A
big buzz-word (buzz-phrase?) in education these days is critical
thinking.
The
thought is that, with our fast changing world, we currently have no
idea what people will be doing for a living 10 -15 years from now,
and so it is impossible to prepare our students with the specific
skill sets that will fit into an unimaginable job market. We're
encouraged instead to help them develop character traits and work
habits that can help them adapt to whatever they may end up doing.
Collaborative work, inventive problem solving, and critical thinking.
I
mention all of this because Remembrance Day is approaching, and I
have a feeling that given recent events, this year we will be even
more in lock-step than usual. I've already heard predictions that
the ceremonies will have “special resonance.” And I am feeling a
little queasy.
I
work in an elementary school, and I have to say that it is no place
for an iconoclast. It's not that I try to be a non-conformist. It's
just who I am. Once I went to a workshop on palm-reading, and I was
shown the two lines in both of my hands that indicate my innate
tendency toward non-conformity. I'll explain it to you as it was
said to me. Look at the palm of the hand you use to write with.
Check out the edge of your hand between your thumb and index finger.
That is where you head line and heart line begin. (Don't ask me
which is which, it was just one workshop..) The closer together these
two lines are at their beginning, the more of a conformist you are.
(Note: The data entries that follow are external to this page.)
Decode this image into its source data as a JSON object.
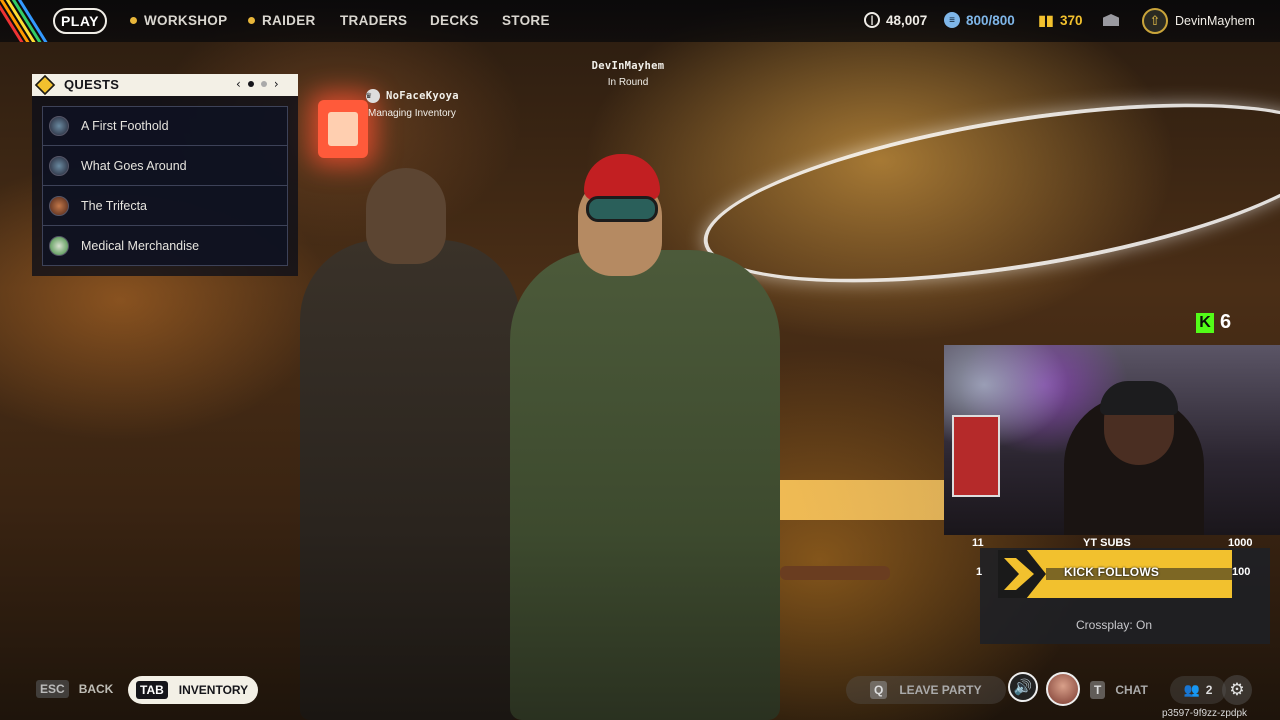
{
  "nav": {
    "play": "PLAY",
    "items": [
      "WORKSHOP",
      "RAIDER",
      "TRADERS",
      "DECKS",
      "STORE"
    ],
    "currency": {
      "coins": "48,007",
      "energy": "800/800",
      "tokens": "370"
    },
    "username": "DevinMayhem",
    "colors": {
      "coins": "#e8e4dc",
      "energy": "#7fb6e8",
      "tokens": "#f2c12e"
    }
  },
  "quests": {
    "title": "QUESTS",
    "prev": "‹",
    "next": "›",
    "items": [
      {
        "label": "A First Foothold",
        "icon": "quest-giver-avatar-icon"
      },
      {
        "label": "What Goes Around",
        "icon": "quest-giver-avatar-icon"
      },
      {
        "label": "The Trifecta",
        "icon": "quest-giver-avatar-icon"
      },
      {
        "label": "Medical Merchandise",
        "icon": "quest-giver-avatar-icon"
      }
    ]
  },
  "players": [
    {
      "name": "NoFaceKyoya",
      "status": "Managing Inventory"
    },
    {
      "name": "DevInMayhem",
      "status": "In Round"
    }
  ],
  "overlay": {
    "kick_count": "6",
    "goals": [
      {
        "left": "11",
        "label": "YT SUBS",
        "right": "1000"
      },
      {
        "left": "1",
        "label": "KICK FOLLOWS",
        "right": "100"
      }
    ],
    "crossplay": "Crossplay: On"
  },
  "bottom": {
    "back_key": "ESC",
    "back_label": "BACK",
    "inventory_key": "TAB",
    "inventory_label": "INVENTORY",
    "leave_key": "Q",
    "leave_label": "LEAVE PARTY",
    "chat_key": "T",
    "chat_label": "CHAT",
    "party_count": "2",
    "session_id": "p3597-9f9zz-zpdpk"
  }
}
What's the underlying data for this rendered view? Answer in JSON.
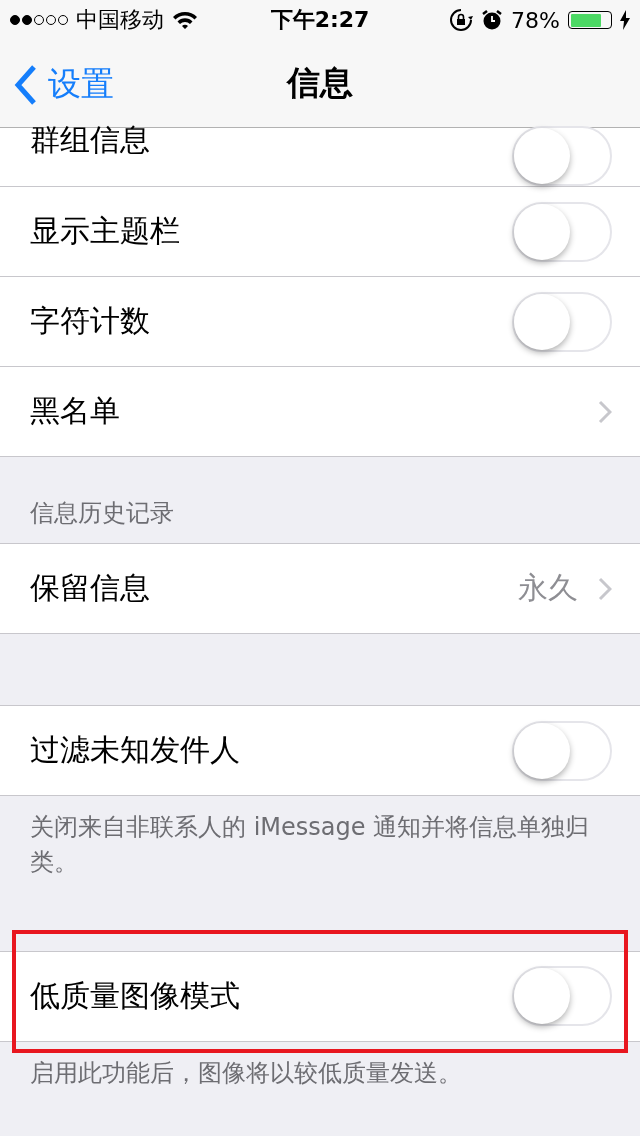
{
  "status_bar": {
    "signal": [
      {
        "filled": true
      },
      {
        "filled": true
      },
      {
        "filled": false
      },
      {
        "filled": false
      },
      {
        "filled": false
      }
    ],
    "carrier": "中国移动",
    "time": "下午2:27",
    "battery_text": "78%",
    "battery": {
      "level": 0.78
    }
  },
  "nav": {
    "back": "设置",
    "title": "信息"
  },
  "sections": [
    {
      "rows": [
        {
          "kind": "toggle",
          "label": "群组信息",
          "on": false,
          "cut": true
        },
        {
          "kind": "toggle",
          "label": "显示主题栏",
          "on": false
        },
        {
          "kind": "toggle",
          "label": "字符计数",
          "on": false
        },
        {
          "kind": "link",
          "label": "黑名单"
        }
      ]
    },
    {
      "header": "信息历史记录",
      "rows": [
        {
          "kind": "link",
          "label": "保留信息",
          "value": "永久"
        }
      ]
    },
    {
      "rows": [
        {
          "kind": "toggle",
          "label": "过滤未知发件人",
          "on": false
        }
      ],
      "footer": "关闭来自非联系人的 iMessage 通知并将信息单独归类。"
    },
    {
      "rows": [
        {
          "kind": "toggle",
          "label": "低质量图像模式",
          "on": false,
          "highlighted": true
        }
      ],
      "footer": "启用此功能后，图像将以较低质量发送。"
    }
  ]
}
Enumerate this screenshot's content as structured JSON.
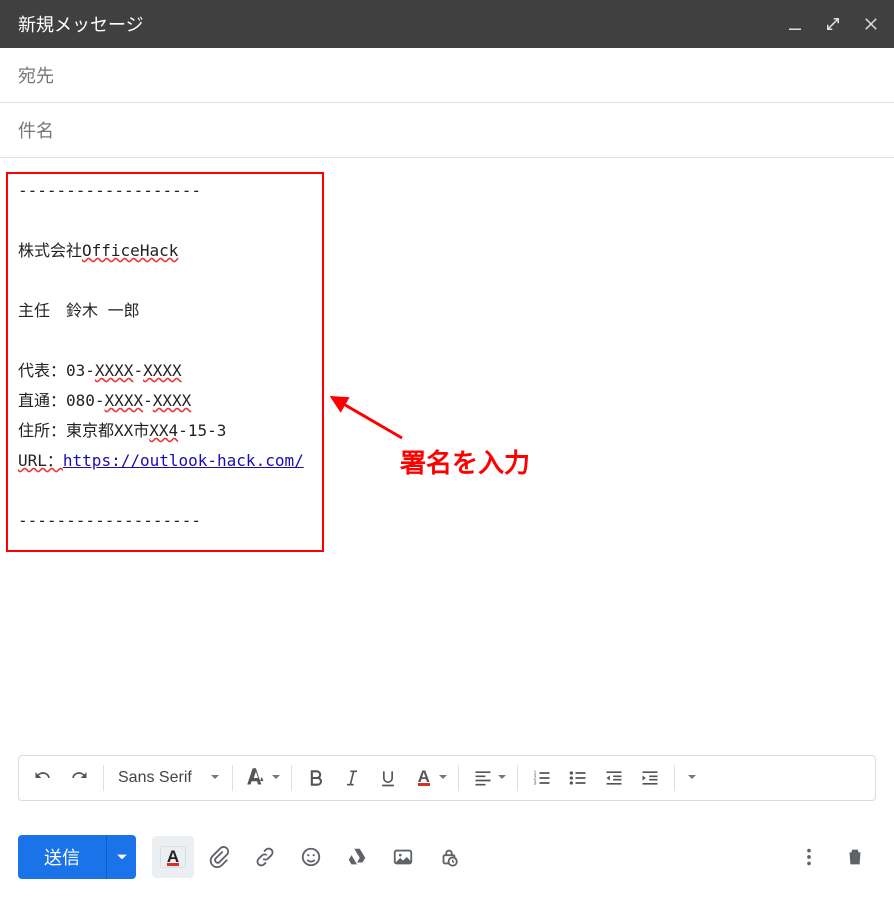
{
  "window": {
    "title": "新規メッセージ"
  },
  "fields": {
    "to_placeholder": "宛先",
    "subject_placeholder": "件名"
  },
  "signature": {
    "divider_top": "-------------------",
    "company": "株式会社",
    "company_suffix": "OfficeHack",
    "role_line": "主任　鈴木 一郎",
    "phone_rep_label": "代表：03-",
    "phone_rep_x1": "XXXX",
    "phone_rep_dash": "-",
    "phone_rep_x2": "XXXX",
    "phone_dir_label": "直通：080-",
    "phone_dir_x1": "XXXX",
    "phone_dir_dash": "-",
    "phone_dir_x2": "XXXX",
    "addr_label": "住所：東京都XX市",
    "addr_span": "XX4",
    "addr_suffix": "-15-3",
    "url_label": "URL：",
    "url_value": "https://outlook-hack.com/",
    "divider_bottom": "-------------------"
  },
  "annotation": {
    "label": "署名を入力"
  },
  "format_toolbar": {
    "font_name": "Sans Serif"
  },
  "actions": {
    "send_label": "送信"
  }
}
Mine are a full centimetre apart.
After
I'd taken this workshop, I was talking to a friend and we were
comparing palms. His head and heart line were completely fused, and
although he's an off-centre kind of guy, I have to say that he's also
very concerned about what the other off-centred people are up to. He
looked at my hand and said, “Maybe if you really concentrate, you
can get your two lines to move closer together.” I just looked
at him, thinking, why would I want to do that? See, the conformist
and the non-conformist will never agree about how the other should
want to be.
All
this digression to say that I am and always will be a questioner and
a seeker. For a time I thought that what I needed was to find a
guru, or to have one find me, or at least to discover a complete
system of thought that would sort everything out and make me happy,
healthy and wise. But the palms don't lie. Unlike my dear friend
with the fused lines, that will never be the answer for me. For me,
(not to get all zen koan-ish) the answer is the question. The
answer is to question. Think, wonder, change your mind, ask again
and never never accept what someone else is telling you without doing
all of those things. I will never wear something, say something, sing
something just because it's what people “do”. If I haven't
examined it thoroughly from as many angles as I can, and come up with
my own good justifications for doing something, then I am not doing
it.
So
here we are coming up to Remembrance Day. All ceremony and
symbolism. All cliche and cant. We pin those red poppies on all the
children and file them into the assembly, where they hear or recite
the same lines they always do. Take up our quarrel with the foe.
All those who made the ultimate sacrifice to protect our freedoms.
And so on.
Well,
what's so bad about that? What's wrong with taking a few moments to
acknowledge .... acknowledge what, exactly? That some people have a
career that sometimes leads to their death and that it's too bad when
that happens? Okay, I can go along with that. Here's to the coal
miners and the firefighters and the nurses in emergency wards, and
airline pilots and flight attendants, and the soldiers too. That's
not why we're at this assembly though. We are here because we have
been told that there is something intrinsically valuable and
honourable about dying “for your country”. Soldiers “answered
the call”, and some “paid the ultimate sacrifice” while
fighting to “protect our freedoms”.
Yet
how often is that actually what they were fighting for? World war
one? Korea? Afghanistan? Aren't jingoism, and empire-building
ambitions, and xenophobia, and paranoia (not to mention economic and
diplomatic expediency) more often the driving force for sending
soldiers into another country to fight? And I just don't see these
ideas being presented to our young people. There is no discussion, no
critical thinking. Just the same message over and over. If we aren't
looking, with our students, using all our 20/20 hindsight at our
past successes and failures, and teach our children to do the same,
what can we expect for the future?
What
happens to our society when we don't encourage our children to
practice critical thinking, whatever the issue, whatever the
discomfort? What kind of citizenry do we get when certain types of
rhetoric shut down debate? We will never be able to take a
clear-eyed view at our current world conflicts. We will not have the
skills to dissect and analyze the stated aims of our national
leaders. We will have a state that purportedly acts on our behalf
and we will not know how to put the brakes on. We will find
ourselves confronted by complex international situations, and we will
not have the vocabulary required to express or even understand what
we ourselves truly think and believe.
I
am intensely aware of and grateful for the many freedoms that we have
in our country. However, I think that gratitude is misplaced when it
is given to the military. I am thankful for the trade unionists, the
civil libertarians, the feminists, the artists and writers who
fought for our rights and continue to keep vigilance over them. I
will honour the sacrifices made by these people, not by attending
public ceremonies, but by remaining committed to my individual
responsibility to know what I believe in and why, and always to follow
my conscience. With no poppies involved.